Mas a discussão está marcada por um equívoco fundamental, provocado por um conjunto de informações erradas e também por uma concepção de mundo que não corresponde à realidade dos fatos. Geralmente, reduz-se o pensamento humano àquelas regras lógicas e elementares que os homens usam para raciocínios simples, como as lógicas matemáticas, as lógicas elementares de dedução e indução, entre outras, e parte-se do princípio que dominando essas lógicas chegar-se-ia a um aperfeiçoamento do homem através do seu duplo, a máquina.
O grande equívoco está no fato de que se toma aquilo que é uma invenção humana, fabricada para ser prolongamento do homem, para lhe facilitar as funções, como um equivalente do homem. É natural que em muitas atividades a máquina seja superior ao homem. Mas isto não se refere apenas aos computadores de quinta geração, que hoje dominam o mercado com seus dotes fascinantes. O automóvel, quando foi criado, superava o homem em seu caminhar, assim como o transporte por carruagem, na medida em que era mais rápido, mais confortável, melhor para o homem. E assim é com os demais equipamentos técnicos utilizados para executar trabalhos de forma mais eficaz que os homens. Até aí nada de novo.
Ocorre que o homem não se limita às funções elementares. É também um complexo de indeterminações, e isso o torna fascinante. Pode-se dizer que um computador seja capaz de pintar uma tela, de compor uma música, de fazer um poema, de escrever um livro. Isso nunca deixará, entretanto, de ser obra de computador. Será o resultado de um conjunto de informações dadas por homens, sobre as quais ele vai trabalhar e até criar. Mas é uma criação que parte de uma esterilidade técnica.
O homem, ao contrário, é total imprevisibilidade. Ele é racionalidade misturada com irracionalidade, sanidade com loucura, positividade com negatividade. Em suma, ao mesmo tempo que pode ser uma criatura racional, coerente, lógica, eficiente, também pode ser um sujeito carregado de dores, sofrimentos, ilusões, tristezas, angústias, melancolias.

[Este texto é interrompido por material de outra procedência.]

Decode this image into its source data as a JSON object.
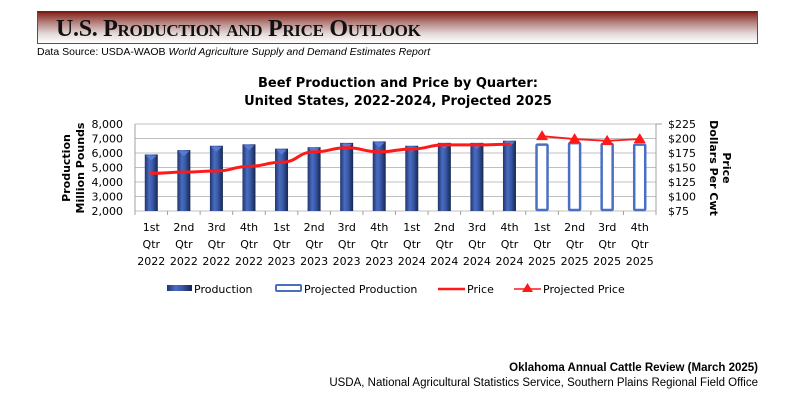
{
  "header": {
    "title": "U.S. Production and Price Outlook",
    "source_prefix": "Data Source: USDA-WAOB ",
    "source_italic": "World Agriculture Supply and Demand Estimates Report"
  },
  "footer": {
    "line1": "Oklahoma Annual Cattle Review (March 2025)",
    "line2": "USDA, National Agricultural Statistics Service, Southern Plains Regional Field Office"
  },
  "colors": {
    "bar_fill": "#3a5aa8",
    "bar_dark": "#1f3470",
    "projected_outline": "#4a6fc4",
    "price_line": "#ff1a1a",
    "grid": "#bfbfbf",
    "banner_dark": "#7a1f18"
  },
  "chart_data": {
    "type": "bar",
    "title_line1": "Beef Production and Price by Quarter:",
    "title_line2": "United States, 2022-2024, Projected 2025",
    "categories": [
      [
        "1st",
        "Qtr",
        "2022"
      ],
      [
        "2nd",
        "Qtr",
        "2022"
      ],
      [
        "3rd",
        "Qtr",
        "2022"
      ],
      [
        "4th",
        "Qtr",
        "2022"
      ],
      [
        "1st",
        "Qtr",
        "2023"
      ],
      [
        "2nd",
        "Qtr",
        "2023"
      ],
      [
        "3rd",
        "Qtr",
        "2023"
      ],
      [
        "4th",
        "Qtr",
        "2023"
      ],
      [
        "1st",
        "Qtr",
        "2024"
      ],
      [
        "2nd",
        "Qtr",
        "2024"
      ],
      [
        "3rd",
        "Qtr",
        "2024"
      ],
      [
        "4th",
        "Qtr",
        "2024"
      ],
      [
        "1st",
        "Qtr",
        "2025"
      ],
      [
        "2nd",
        "Qtr",
        "2025"
      ],
      [
        "3rd",
        "Qtr",
        "2025"
      ],
      [
        "4th",
        "Qtr",
        "2025"
      ]
    ],
    "ylabel_left": [
      "Production",
      "Million Pounds"
    ],
    "ylabel_right": [
      "Price",
      "Dollars Per Cwt"
    ],
    "ylim_left": [
      2000,
      8000
    ],
    "yticks_left": [
      "8,000",
      "7,000",
      "6,000",
      "5,000",
      "4,000",
      "3,000",
      "2,000"
    ],
    "ylim_right": [
      75,
      225
    ],
    "yticks_right": [
      "$225",
      "$200",
      "$175",
      "$150",
      "$125",
      "$100",
      "$75"
    ],
    "grid": true,
    "legend_position": "bottom",
    "series": [
      {
        "name": "Production",
        "kind": "bar",
        "values": [
          5900,
          6200,
          6500,
          6600,
          6300,
          6400,
          6700,
          6800,
          6500,
          6700,
          6700,
          6850,
          null,
          null,
          null,
          null
        ]
      },
      {
        "name": "Projected Production",
        "kind": "bar-outline",
        "values": [
          null,
          null,
          null,
          null,
          null,
          null,
          null,
          null,
          null,
          null,
          null,
          null,
          6650,
          6750,
          6700,
          6650
        ]
      },
      {
        "name": "Price",
        "kind": "line",
        "axis": "right",
        "values": [
          140,
          142,
          144,
          152,
          159,
          177,
          184,
          177,
          182,
          189,
          189,
          190,
          null,
          null,
          null,
          null
        ]
      },
      {
        "name": "Projected Price",
        "kind": "line-marker",
        "axis": "right",
        "values": [
          null,
          null,
          null,
          null,
          null,
          null,
          null,
          null,
          null,
          null,
          null,
          null,
          204,
          199,
          196,
          199
        ]
      }
    ]
  }
}
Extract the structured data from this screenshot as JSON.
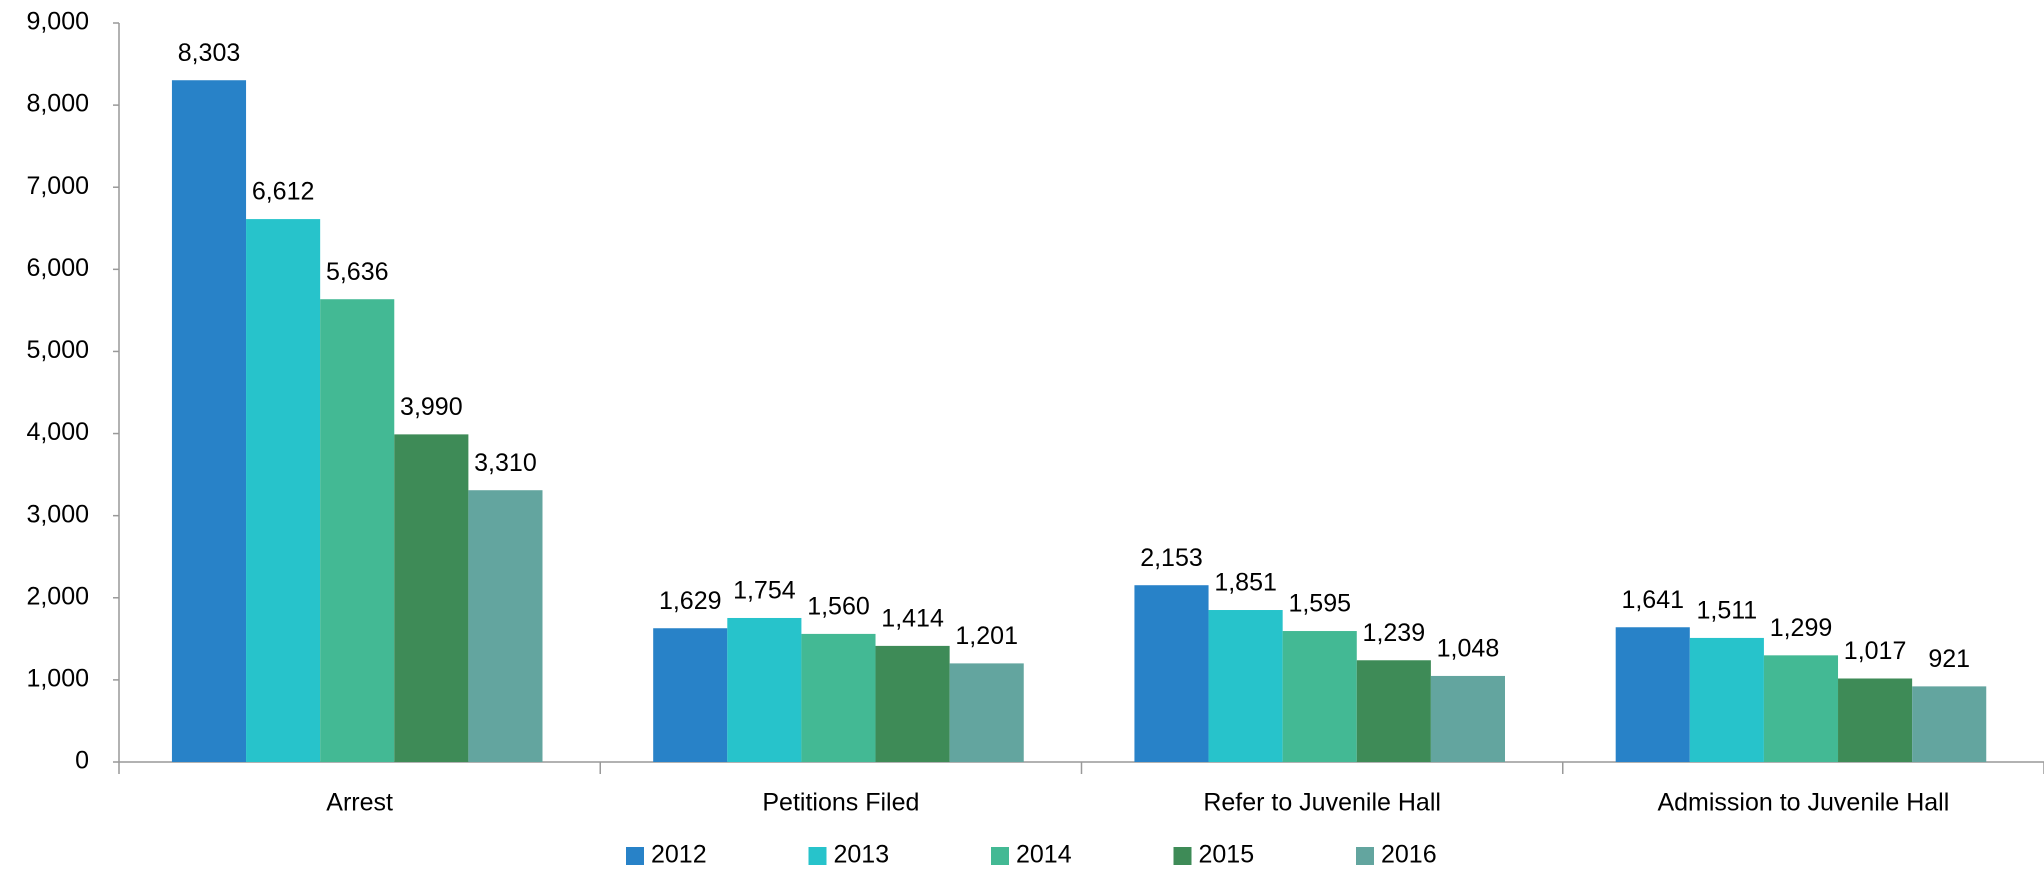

Tudo isso faz parte de um espaço de liberdade que o homem tem exatamente por ser criador. A máquina também cria, de certa maneira. Ela caria a partir daqueles processos lógicos e matemáticos citados, a partir de dados que lhe são fornecidos. Ela desdobra esses dados e cria infinitamente novas possibilidades a partir deles, além de poder corrigir suas falhas e superá-las na medida em que aparecem num processo de permanente auto-reprogramação.
Mas o que distingue exatamente um ser vivo de um robô é aquilo que em todas as formas de cultura caracterizou uma intervenção humana num sentido absolutamente original. Uma máquina pode imitá-lo em todas as funções, mas lhe falta capacidade de converter-se em ser humano. Todas as imitações serão sempre formas derivadas de uma matriz que está fora da máquina. Só o homem é capaz de fantasiar, imaginar, produzir a partir do nada e também a partir de uma quantidade infinita de informações.
O homem, que criou a máquina e que a vê progredindo cada vez mais, desenvolvendo-se, superando suas próprias expectativas, há de constatar, em qualquer época, que ela não será um novo escravo. Não se repetirá, como na passagem de teocentrismo para o antropocentrismo, uma revolta da criatura contra seu criador, exatamente porque tanto a divindade quanto esse conjunto de sistemas técnicos e informáticos que temos aqui são, apesar da contestação da religião, obras do homem.